Deeper Learning Competencies
Content Expertise
  • I can gather basic information about Chicago teen costs (transit, food, and school) and explain it in my own words, using at least one source and a simple budget idea from the simulation/research
  • I can match quantitative details (like fare amounts or price totals) to the claims I make about how costs affect a teen budget.
  • I can conduct a focused, short research process to answer my question about rising costs and synthesize information from multiple sources (quantitative data plus written text) to justify specific budget choices
  • I can use charts/amounts and written explanation together to show cause-and-effect for financial stress and at least one trade-off between spending, saving, and needs.
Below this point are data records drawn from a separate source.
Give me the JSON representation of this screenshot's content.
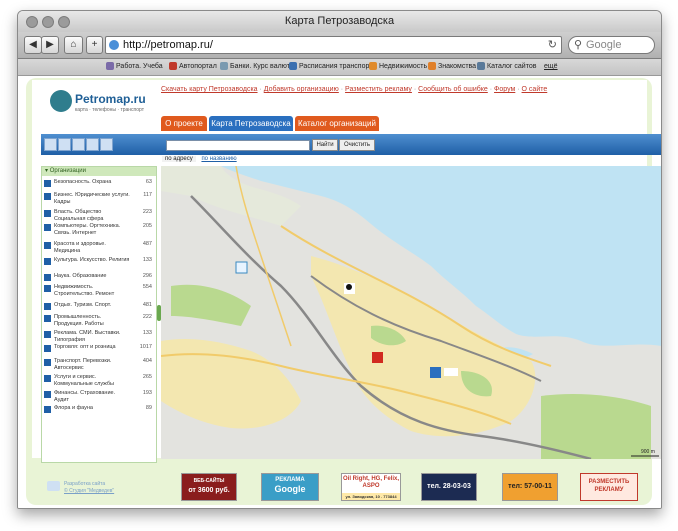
{
  "window": {
    "title": "Карта Петрозаводска"
  },
  "toolbar": {
    "url": "http://petromap.ru/",
    "search_placeholder": "Google"
  },
  "bookmarks": [
    "Работа. Учеба",
    "Автопортал",
    "Банки. Курс валют",
    "Расписания транспорта",
    "Недвижимость",
    "Знакомства",
    "Каталог сайтов",
    "ещё"
  ],
  "site": {
    "logo_name": "Petromap.ru",
    "logo_tagline": "карта · телефоны · транспорт",
    "top_links": [
      "Скачать карту Петрозаводска",
      "Добавить организацию",
      "Разместить рекламу",
      "Сообщить об ошибке",
      "Форум",
      "О сайте"
    ],
    "tabs": [
      "О проекте",
      "Карта Петрозаводска",
      "Каталог организаций"
    ],
    "search_button": "Найти",
    "clear_button": "Очистить",
    "subtabs": [
      "по адресу",
      "по названию"
    ]
  },
  "sidebar": {
    "title": "Организации",
    "items": [
      {
        "label": "Безопасность. Охрана",
        "count": "63"
      },
      {
        "label": "Бизнес. Юридические услуги. Кадры",
        "count": "117"
      },
      {
        "label": "Власть. Общество Социальная сфера",
        "count": "223"
      },
      {
        "label": "Компьютеры. Оргтехника. Связь. Интернет",
        "count": "205"
      },
      {
        "label": "Красота и здоровье. Медицина",
        "count": "487"
      },
      {
        "label": "Культура. Искусство. Религия",
        "count": "133"
      },
      {
        "label": "Наука. Образование",
        "count": "296"
      },
      {
        "label": "Недвижимость. Строительство. Ремонт",
        "count": "554"
      },
      {
        "label": "Отдых. Туризм. Спорт.",
        "count": "481"
      },
      {
        "label": "Промышленность. Продукция. Работы",
        "count": "222"
      },
      {
        "label": "Реклама. СМИ. Выставки. Типография",
        "count": "133"
      },
      {
        "label": "Торговля: опт и розница",
        "count": "1017"
      },
      {
        "label": "Транспорт. Перевозки. Автосервис",
        "count": "404"
      },
      {
        "label": "Услуги и сервис. Коммунальные службы",
        "count": "265"
      },
      {
        "label": "Финансы. Страхование. Аудит",
        "count": "193"
      },
      {
        "label": "Флора и фауна",
        "count": "89"
      }
    ]
  },
  "map": {
    "scale_label": "900 m"
  },
  "footer": {
    "dev_line1": "Разработка сайта",
    "dev_line2": "© Студия \"Медведев\"",
    "banners": [
      {
        "line1": "ВЕБ-САЙТЫ",
        "line2": "от 3600 руб."
      },
      {
        "line1": "РЕКЛАМА",
        "line2": "Google"
      },
      {
        "line1": "Oil Right, HG, Felix, ASPO",
        "line2": "ул. Заводская, 10 . 773844"
      },
      {
        "line1": "тел. 28-03-03",
        "line2": ""
      },
      {
        "line1": "тел: 57-00-11",
        "line2": ""
      },
      {
        "line1": "РАЗМЕСТИТЬ",
        "line2": "РЕКЛАМУ"
      }
    ]
  }
}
  • I can refine my research question as I learn and integrate multiple data types (e.g., CTA fare/pass details, price research, and short articles) to support a clear recommendation for a realistic teen budget strategy
  • I can evaluate competing budget approaches by comparing trade-offs and explaining why my plan works for Chicago teens, using evidence in both writing and visuals/graphics.
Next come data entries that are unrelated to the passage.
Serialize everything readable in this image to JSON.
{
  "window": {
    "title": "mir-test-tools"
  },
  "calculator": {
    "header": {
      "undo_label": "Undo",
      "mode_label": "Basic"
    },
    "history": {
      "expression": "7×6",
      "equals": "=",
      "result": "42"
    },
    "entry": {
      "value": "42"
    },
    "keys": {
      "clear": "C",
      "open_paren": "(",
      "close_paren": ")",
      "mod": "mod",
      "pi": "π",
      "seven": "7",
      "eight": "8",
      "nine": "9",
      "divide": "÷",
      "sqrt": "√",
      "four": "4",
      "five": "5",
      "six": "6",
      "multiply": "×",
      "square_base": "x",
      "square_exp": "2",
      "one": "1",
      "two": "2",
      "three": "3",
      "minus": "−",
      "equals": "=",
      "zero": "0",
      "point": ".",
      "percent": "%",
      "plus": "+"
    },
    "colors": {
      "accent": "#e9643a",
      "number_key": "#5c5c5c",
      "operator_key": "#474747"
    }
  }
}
  • I can independently plan and sustain an evidence-based research and communication process to create a product (1-pager or short video) that addresses the challenge with a well-supported balanced budget strategy
  • I can critically integrate and evaluate sources across formats (tables/charts, qualitative explanations, and digital visuals), defend my reasoning and trade-offs persuasively, and show improvements after feedback.
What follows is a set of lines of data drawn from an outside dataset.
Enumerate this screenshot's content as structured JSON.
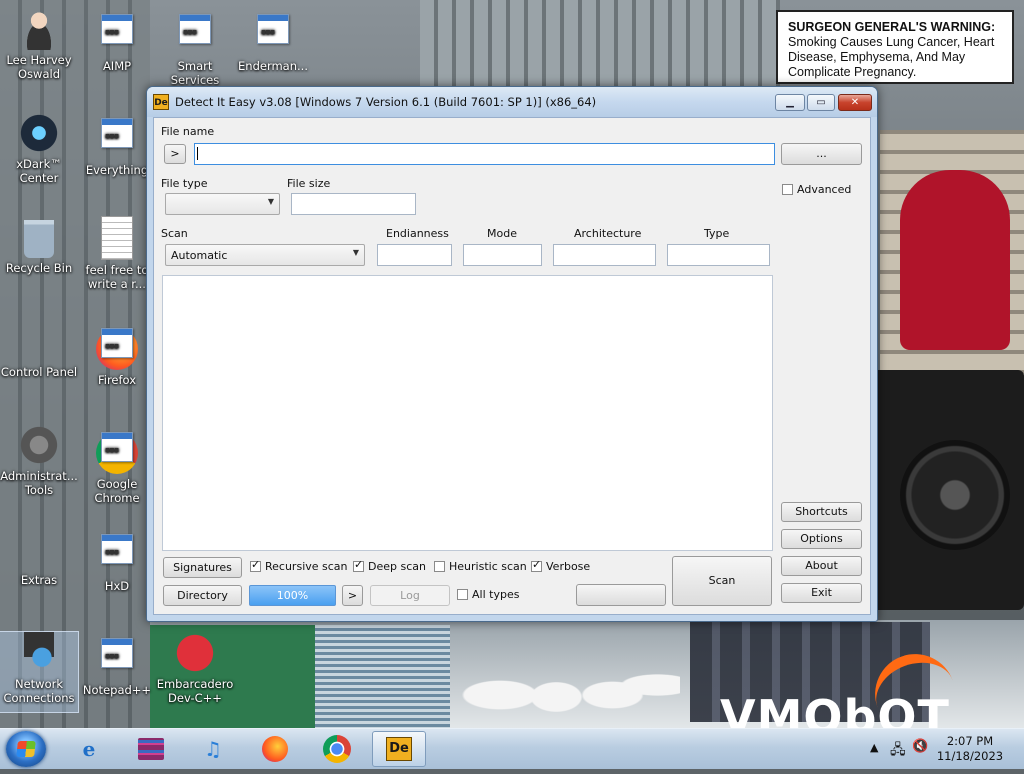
{
  "desktop": {
    "icons": [
      {
        "label": "Lee Harvey Oswald"
      },
      {
        "label": "AIMP"
      },
      {
        "label": "Smart Services"
      },
      {
        "label": "Enderman..."
      },
      {
        "label": "xDark™ Center"
      },
      {
        "label": "Everything"
      },
      {
        "label": "Recycle Bin"
      },
      {
        "label": "feel free to write a r..."
      },
      {
        "label": "Control Panel"
      },
      {
        "label": "Firefox"
      },
      {
        "label": "Administrat... Tools"
      },
      {
        "label": "Google Chrome"
      },
      {
        "label": "Extras"
      },
      {
        "label": "HxD"
      },
      {
        "label": "Network Connections"
      },
      {
        "label": "Notepad++"
      },
      {
        "label": "Embarcadero Dev-C++"
      }
    ],
    "warning": {
      "lead": "SURGEON GENERAL'S WARNING:",
      "text": "Smoking Causes Lung Cancer, Heart Disease, Emphysema, And May Complicate Pregnancy."
    },
    "watermark": "VMObOT"
  },
  "window": {
    "title": "Detect It Easy v3.08 [Windows 7 Version 6.1 (Build 7601: SP 1)] (x86_64)",
    "icon_text": "De",
    "file_name_label": "File name",
    "file_name_value": "",
    "browse_label": "...",
    "history_label": ">",
    "file_type_label": "File type",
    "file_type_value": "",
    "file_size_label": "File size",
    "file_size_value": "",
    "scan_label": "Scan",
    "scan_value": "Automatic",
    "endianness_label": "Endianness",
    "mode_label": "Mode",
    "architecture_label": "Architecture",
    "type_label": "Type",
    "advanced_label": "Advanced",
    "signatures_label": "Signatures",
    "recursive_label": "Recursive scan",
    "deep_label": "Deep scan",
    "heuristic_label": "Heuristic scan",
    "verbose_label": "Verbose",
    "directory_label": "Directory",
    "progress_text": "100%",
    "next_label": ">",
    "log_label": "Log",
    "alltypes_label": "All types",
    "scan_button_label": "Scan",
    "shortcuts_label": "Shortcuts",
    "options_label": "Options",
    "about_label": "About",
    "exit_label": "Exit",
    "checks": {
      "recursive": true,
      "deep": true,
      "heuristic": false,
      "verbose": true,
      "alltypes": false,
      "advanced": false
    }
  },
  "taskbar": {
    "apps": [
      "start-button",
      "internet-explorer-icon",
      "winrar-icon",
      "music-player-icon",
      "firefox-icon",
      "chrome-icon",
      "detect-it-easy-icon"
    ],
    "die_icon_text": "De",
    "time": "2:07 PM",
    "date": "11/18/2023"
  },
  "colors": {
    "accent": "#3d8ee0",
    "progress": "#4aa0f0",
    "close": "#c8432c"
  }
}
Deeper Learning Competencies
Self Directed Learning
  • I can use teacher-provided checklists and sentence stems to set a specific goal for my Chicago teen budget research, keep track of what I have and haven’t done, and make a basic revision after feedback.
  • I can create and refine a focused research question about rising transit, food, and school costs, follow a research plan with timelines, and apply peer/teacher feedback to improve my sources, notes, and draft budget advice.
  • I can independently narrow or broaden my inquiry based on what my research shows, integrate qualitative explanations with quantitative evidence (like CTA fare data or charts), and revise my product and writing after reflecting on feedback and results.
  • I can monitor my progress toward my purpose for the CTA-facing advice product, use feedback and self-reflection to make strategic revisions (including media/visual choices), and explain how my improved research decisions strengthened my trade-offs and conclusions.
Deeper Learning Competencies
Academic Mindset
  • I can stay focused on the challenge of rising Chicago teen costs by tracking my research steps (question, sources, notes) and using peer/teacher feedback to make small improvements to my ideas and budgeting recommendations.
  • I can manage my learning process by setting a clear self-generated question, narrowing or expanding it as needed, and using evidence from multiple sources (including quantitative transit or cost info) to revise my budget advice with growing confidence.
  • I can demonstrate an academic mindset by monitoring my understanding during the project, adjusting my strategy when findings conflict or are unclear, and synthesizing qualitative explanations with quantitative data to strengthen the trade-offs I recommend.
  • I can independently sustain my academic mindset by setting a refined inquiry goal, evaluating the credibility and usefulness of diverse media/data, and iterating my product (e.g., one-page plan/video) through reflection and revision to create realistic, CTA-informed recommendations and justify them persuasively to an audience.